She seems to straighten beneath my gaze, to take heart from the playfulness of my words. Some of the shyness I so adored ebbed from her and she found her voice, forcing me to listen with a flick of my curly tail.
"I see," I murmured in response, not entirely certain what I was supposed to say to that. It was certainly not the sort of answer I expected, nor really what I had been seeking, but she seemed satisfied by it. Almost as if vocalizing it had given her a sense of understanding about herself which was good for her, I supposed. Self-awareness was good in the sort of objective sense; it was not something I specifically pursued, given that it was often cancelled out by the self-confidence I made myself wear as a cape. As far as I understood things, I could not be both aware of my faults and still confident.

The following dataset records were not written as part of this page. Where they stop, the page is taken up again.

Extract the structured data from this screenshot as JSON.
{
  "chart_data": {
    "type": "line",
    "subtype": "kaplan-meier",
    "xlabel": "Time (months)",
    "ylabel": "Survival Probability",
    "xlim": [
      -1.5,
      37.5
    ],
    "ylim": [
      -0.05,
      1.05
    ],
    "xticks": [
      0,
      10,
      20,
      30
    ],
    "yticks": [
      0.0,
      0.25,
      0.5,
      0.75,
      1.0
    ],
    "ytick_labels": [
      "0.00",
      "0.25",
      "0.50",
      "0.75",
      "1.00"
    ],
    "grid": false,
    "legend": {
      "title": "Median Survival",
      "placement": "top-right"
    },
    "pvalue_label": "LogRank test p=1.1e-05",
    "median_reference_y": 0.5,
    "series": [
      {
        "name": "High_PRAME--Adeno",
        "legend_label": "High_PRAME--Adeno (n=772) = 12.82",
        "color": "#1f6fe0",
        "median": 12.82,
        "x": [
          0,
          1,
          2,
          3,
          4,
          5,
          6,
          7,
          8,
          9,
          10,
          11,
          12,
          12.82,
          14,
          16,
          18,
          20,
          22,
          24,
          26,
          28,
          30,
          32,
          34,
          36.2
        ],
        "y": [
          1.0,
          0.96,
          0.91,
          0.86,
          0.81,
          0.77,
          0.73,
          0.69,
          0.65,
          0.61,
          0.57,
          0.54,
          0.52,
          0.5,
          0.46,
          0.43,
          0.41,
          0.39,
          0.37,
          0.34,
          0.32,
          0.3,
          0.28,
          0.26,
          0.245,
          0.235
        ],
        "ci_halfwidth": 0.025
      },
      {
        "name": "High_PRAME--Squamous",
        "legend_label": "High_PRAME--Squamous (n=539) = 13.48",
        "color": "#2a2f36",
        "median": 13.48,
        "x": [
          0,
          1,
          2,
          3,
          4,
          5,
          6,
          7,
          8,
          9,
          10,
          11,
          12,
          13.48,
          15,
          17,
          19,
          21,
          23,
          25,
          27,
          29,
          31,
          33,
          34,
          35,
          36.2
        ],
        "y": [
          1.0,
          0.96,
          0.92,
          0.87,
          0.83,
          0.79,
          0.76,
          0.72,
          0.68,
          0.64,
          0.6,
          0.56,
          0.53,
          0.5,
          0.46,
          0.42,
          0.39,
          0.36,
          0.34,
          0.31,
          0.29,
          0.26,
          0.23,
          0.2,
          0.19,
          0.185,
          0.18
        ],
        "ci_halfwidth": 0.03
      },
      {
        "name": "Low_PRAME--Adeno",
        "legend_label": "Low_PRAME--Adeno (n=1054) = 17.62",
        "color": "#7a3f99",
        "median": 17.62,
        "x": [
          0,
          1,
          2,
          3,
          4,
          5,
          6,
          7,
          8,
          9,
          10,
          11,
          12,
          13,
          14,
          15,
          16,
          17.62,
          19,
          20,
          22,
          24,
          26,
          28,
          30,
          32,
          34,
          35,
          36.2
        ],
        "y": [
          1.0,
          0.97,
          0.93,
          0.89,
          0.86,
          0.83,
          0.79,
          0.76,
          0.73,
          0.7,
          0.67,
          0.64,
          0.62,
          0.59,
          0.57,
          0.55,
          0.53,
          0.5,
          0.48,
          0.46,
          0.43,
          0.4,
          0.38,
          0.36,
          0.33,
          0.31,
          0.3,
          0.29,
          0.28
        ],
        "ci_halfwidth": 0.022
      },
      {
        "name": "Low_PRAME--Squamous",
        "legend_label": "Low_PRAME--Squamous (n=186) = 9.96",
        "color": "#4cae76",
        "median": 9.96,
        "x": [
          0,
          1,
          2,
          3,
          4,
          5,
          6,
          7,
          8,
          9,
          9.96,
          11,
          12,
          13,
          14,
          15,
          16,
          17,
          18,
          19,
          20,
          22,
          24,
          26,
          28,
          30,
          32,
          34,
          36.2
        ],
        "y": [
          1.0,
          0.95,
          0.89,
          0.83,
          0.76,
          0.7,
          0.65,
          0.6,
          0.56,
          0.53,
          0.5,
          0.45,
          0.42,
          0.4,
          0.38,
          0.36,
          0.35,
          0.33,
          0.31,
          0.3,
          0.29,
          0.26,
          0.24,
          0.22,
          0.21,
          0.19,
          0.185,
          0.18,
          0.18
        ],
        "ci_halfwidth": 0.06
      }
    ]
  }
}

Silence followed her answer, and my brow cocked upward as I waited for a follow-up question. When none came and the awkwardness lay heavily on me again, my curly tail lashed at my hind quarters and I lifted my head, resolving myself to do the asking. I didn't have a second question lined up for her, but I cast my mind around for something else to ask, finally landing on something blase. I hated the words as they left my mouth, but I delivered them with a smile I was proud of.
"And your home then, what is it like?" I guess it wouldn't hurt me to be a little cliche. I was in the Commons after all and I really did want this mare to continue to blush.